Spannungen zwischen USA und Iran verschärfen sich wieder


 Ein Patrouillenboot fährt durch das Wasser, während Frachtschiffe in der Straße von Hormus vor Anker liegen.

Stand: 04.05.2026 • 22:12 Uhr

Die USA wollen Schiffe aus dem Persischen Golf befreien und die Blockade der Straße von Hormus beenden. Iran droht mit Angriffen und attackiert die Golfstaaten. Trotz Waffenruhe spitzt sich die Lage wieder zu.

Zwischen Iran und den USA gilt eigentlich eine Waffenruhe. Doch die anhaltende iranische Blockade der für den Welthandel wichtigen Straße von Hormus führt dazu, dass sich die Spannungen wieder verschärfen – inklusive Drohungen und dem Einsatz von Kriegsschiffen. Sogar die Golfstaaten melden wieder Angriffe.

Am Sonntag hatte US-Präsident Donald Trump angekündigt, mit der Befreiung von Schiffen zu beginnen, die im Persischen Golf festsitzen und wegen der iranischen Blockade nicht durch die Straße von Hormus fahren können. Am Montag teilte dann das für die Golfregion zuständige Regionalkommando CENTCOM der US-Streitkräfte mit, dass zwei Kriegsschiffe die Meerenge durchfahren hätten. Die beiden Zerstörer befänden sich nun im Persischen Golf.

Zudem hätten zwei unter US-Flagge fahrende Handelsschiffe die Straße von Hormus passiert. „Die amerikanischen Streitkräfte unterstützen aktiv die Bemühungen, die Durchfahrt für die Handelsschifffahrt wiederherzustellen“, hieß es in einer Mitteilung.

Die iranischen Revolutionsgarden dementierten, dass Handelsschiffe die Meerenge durchquerten. Das iranische Staatsfernsehen berichtete zudem, die Marine habe Warnschüsse in der Nähe von US-Zerstörern abgefeuert. Die halbamtliche iranische Nachrichtenagentur Fars meldete, zwei Raketen hätten das Schiff am südlichen Eingang der Meerenge getroffen. Das wiederum wiesen die USA zurück.

Iran attackiert Ölanlagen in Emiraten

Nach dem Versuch der US-Marine, die iranische Blockade der Straße von Hormus zu durchbrechen, kam es erstmals seit Beginn der Waffenruhe zu schweren Angriffen. In einem Industriegebiet der Hafenstadt Fudschaira in den Vereinigten Arabischen Emirate brach ein Großbrand aus. Dem emiratischen Verteidigungsministerium zufolge attackierte Iran mehrere Teile des Golfstaats mit vier Marschflugkörpern. Der Oman meldete einen Angriff auf ein Wohngebäude.

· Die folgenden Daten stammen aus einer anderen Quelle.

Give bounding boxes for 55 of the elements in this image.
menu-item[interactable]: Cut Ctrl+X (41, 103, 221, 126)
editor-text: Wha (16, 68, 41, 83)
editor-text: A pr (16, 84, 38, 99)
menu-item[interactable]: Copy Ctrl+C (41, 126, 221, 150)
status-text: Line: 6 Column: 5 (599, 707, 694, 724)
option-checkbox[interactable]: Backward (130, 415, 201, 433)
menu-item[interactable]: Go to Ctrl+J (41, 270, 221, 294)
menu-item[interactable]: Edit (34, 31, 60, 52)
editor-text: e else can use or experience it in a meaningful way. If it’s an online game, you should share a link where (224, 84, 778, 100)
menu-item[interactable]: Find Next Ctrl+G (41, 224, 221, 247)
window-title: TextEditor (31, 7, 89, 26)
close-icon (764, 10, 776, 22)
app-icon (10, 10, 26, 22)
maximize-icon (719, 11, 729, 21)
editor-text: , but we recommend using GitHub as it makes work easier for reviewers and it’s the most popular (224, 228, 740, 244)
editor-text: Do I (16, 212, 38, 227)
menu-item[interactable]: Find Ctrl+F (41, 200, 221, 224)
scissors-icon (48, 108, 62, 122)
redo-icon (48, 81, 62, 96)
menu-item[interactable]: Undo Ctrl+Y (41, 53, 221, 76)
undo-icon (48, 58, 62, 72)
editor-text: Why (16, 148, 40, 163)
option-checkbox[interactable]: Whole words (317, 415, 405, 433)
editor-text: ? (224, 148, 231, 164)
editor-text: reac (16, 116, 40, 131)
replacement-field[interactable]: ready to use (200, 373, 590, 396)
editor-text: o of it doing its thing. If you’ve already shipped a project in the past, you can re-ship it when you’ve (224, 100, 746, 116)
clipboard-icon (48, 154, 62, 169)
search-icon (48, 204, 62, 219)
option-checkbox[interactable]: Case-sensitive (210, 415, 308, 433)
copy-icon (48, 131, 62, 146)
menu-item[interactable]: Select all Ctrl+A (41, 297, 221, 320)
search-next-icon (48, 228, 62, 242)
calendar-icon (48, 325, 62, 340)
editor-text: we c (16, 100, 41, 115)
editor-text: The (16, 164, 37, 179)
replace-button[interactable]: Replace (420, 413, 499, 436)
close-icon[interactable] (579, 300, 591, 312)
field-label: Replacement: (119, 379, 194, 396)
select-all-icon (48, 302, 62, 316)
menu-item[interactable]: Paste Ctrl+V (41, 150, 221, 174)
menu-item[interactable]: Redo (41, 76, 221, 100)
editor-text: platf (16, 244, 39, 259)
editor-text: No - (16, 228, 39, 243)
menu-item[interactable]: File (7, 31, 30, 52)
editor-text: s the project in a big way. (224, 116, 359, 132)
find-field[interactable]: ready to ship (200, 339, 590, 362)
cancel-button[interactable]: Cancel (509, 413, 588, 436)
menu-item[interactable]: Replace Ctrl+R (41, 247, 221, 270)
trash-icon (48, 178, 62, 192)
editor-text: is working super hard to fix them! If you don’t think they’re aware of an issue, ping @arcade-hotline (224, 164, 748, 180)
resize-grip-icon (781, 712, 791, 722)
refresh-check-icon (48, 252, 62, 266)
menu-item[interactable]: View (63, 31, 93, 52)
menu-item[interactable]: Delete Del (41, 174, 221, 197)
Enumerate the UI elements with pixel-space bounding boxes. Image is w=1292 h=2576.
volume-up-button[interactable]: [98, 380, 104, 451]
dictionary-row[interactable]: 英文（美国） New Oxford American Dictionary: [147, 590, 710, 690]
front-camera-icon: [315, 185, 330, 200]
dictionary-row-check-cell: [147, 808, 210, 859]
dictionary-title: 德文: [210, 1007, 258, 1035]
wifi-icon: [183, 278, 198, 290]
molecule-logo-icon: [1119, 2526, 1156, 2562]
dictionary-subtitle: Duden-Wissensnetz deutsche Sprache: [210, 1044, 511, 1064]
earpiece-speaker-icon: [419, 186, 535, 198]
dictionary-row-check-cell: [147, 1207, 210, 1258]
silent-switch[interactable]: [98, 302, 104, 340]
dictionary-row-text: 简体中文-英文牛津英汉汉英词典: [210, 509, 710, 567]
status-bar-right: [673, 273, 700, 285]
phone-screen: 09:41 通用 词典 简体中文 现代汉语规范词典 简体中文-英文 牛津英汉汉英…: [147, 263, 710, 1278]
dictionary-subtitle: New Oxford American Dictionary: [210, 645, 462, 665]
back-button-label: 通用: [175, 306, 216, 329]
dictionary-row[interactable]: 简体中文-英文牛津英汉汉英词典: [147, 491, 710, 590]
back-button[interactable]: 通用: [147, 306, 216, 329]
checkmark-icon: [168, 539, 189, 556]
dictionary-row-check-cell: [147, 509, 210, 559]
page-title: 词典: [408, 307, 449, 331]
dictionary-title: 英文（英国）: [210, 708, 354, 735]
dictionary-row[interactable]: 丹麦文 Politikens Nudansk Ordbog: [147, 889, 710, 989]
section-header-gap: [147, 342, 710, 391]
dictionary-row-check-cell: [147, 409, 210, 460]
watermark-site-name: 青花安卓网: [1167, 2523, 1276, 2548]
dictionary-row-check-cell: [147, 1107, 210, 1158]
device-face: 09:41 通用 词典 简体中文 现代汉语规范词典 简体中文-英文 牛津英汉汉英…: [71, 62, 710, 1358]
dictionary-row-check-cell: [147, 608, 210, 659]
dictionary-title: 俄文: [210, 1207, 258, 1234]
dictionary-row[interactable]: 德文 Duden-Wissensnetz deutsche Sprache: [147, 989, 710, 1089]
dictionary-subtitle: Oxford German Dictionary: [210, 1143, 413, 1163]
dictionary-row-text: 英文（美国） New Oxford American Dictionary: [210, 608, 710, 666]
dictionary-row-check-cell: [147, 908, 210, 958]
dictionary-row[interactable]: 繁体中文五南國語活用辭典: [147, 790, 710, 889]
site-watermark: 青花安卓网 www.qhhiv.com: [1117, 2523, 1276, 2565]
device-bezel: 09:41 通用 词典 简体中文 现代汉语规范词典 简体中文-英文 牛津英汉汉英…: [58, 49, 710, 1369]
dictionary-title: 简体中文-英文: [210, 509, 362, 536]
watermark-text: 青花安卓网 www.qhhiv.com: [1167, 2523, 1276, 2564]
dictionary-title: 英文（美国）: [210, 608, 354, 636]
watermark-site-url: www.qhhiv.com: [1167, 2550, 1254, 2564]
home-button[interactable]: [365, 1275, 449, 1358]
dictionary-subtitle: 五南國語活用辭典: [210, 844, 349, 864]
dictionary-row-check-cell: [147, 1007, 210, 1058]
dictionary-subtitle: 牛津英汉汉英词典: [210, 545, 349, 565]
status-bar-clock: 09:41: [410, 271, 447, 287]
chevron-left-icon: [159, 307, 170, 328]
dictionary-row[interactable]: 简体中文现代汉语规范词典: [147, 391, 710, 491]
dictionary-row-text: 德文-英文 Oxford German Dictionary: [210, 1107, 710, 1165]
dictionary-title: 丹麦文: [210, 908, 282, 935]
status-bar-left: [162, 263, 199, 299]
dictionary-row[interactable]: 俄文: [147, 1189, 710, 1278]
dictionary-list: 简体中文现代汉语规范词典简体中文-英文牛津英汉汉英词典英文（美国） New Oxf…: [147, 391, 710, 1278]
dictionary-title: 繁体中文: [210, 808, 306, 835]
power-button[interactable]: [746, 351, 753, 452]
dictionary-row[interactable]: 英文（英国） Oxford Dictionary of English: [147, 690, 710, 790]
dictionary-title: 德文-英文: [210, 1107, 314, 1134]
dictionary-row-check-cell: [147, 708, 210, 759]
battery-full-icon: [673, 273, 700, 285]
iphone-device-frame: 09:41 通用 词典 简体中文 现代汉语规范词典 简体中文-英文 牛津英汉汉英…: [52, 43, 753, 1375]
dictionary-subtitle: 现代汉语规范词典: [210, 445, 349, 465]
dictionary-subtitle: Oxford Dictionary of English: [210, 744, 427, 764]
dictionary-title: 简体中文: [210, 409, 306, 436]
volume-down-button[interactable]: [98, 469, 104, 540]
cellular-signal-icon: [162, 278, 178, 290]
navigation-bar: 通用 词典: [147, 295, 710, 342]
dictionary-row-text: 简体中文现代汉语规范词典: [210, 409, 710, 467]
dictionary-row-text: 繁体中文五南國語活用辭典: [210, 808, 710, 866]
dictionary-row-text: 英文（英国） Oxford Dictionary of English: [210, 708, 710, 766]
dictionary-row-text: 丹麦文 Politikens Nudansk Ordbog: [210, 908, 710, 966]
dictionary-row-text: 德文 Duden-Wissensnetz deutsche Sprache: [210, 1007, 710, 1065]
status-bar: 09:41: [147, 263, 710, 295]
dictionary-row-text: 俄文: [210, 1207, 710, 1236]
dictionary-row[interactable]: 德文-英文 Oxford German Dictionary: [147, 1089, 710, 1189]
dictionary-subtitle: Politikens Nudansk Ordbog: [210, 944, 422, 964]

Südkorea meldete eine Explosion auf einem seiner Handelsschiffe. Die britische Seeschifffahrtsbehörde UKMTO registrierte Treffer auf zwei Schiffen vor der Küste der Emirate. Der dortige Ölkonzern ADNOC bestätigte einen Drohnenangriff auf einen leeren Tanker.

Irans Streitkräfte verteidigten später den Angriff auf Ölanlagen in den Vereinigten Arabischen Emiraten. Sie sei das Ergebnis des „Abenteurertums der US-Armee“, sagte ein namentlich nicht genannter Militärvertreter dem staatlichen iranischen Rundfunk.

Die USA haben hingegen mehrere Schnellboote der Islamischen Republik zerstört. Trump schrieb auf seiner Plattform Truth Social von sieben Schiffen, der Kommandeur des zuständigen Regionalkommandos, Admiral Brad Cooper, berichtete von sechs versenkten Booten. Die Kleinboote hätten „die Handelsschifffahrt bedroht“ und seien von Kampfhubschraubern der US-Streitkräfte beschossen worden. Teheran dementierte, dass iranische Boote versenkt worden seien.

Trump droht Iran mit Vernichtung

US-Präsident Trump drohte Iran für den Fall von Angriffen auf US-Schiffe mit Vernichtung. Der Iran werde „von der Erde gefegt“, sollte er Schiffe angreifen, die im Rahmen der neuen US-Initiative zur Öffnung der Straße von Hormus im Einsatz seien, zitierte der Sender Fox News Trump nach einem Interview.

Laut US-Kommandeur Cooper befinden sich aktuell Schiffe aus 87 verschiedener Nationen im Persischen Golf. Bei ihnen handele es sich um „neutrale und unschuldige Dritte“. Innerhalb der vergangenen zwölf Stunden hätten die USA zu Dutzenden Schiffen und Reedereien den Kontakt aufgenommen, um den Verkehr durch die für den Welthandel wichtigen Meerenge voranzutreiben.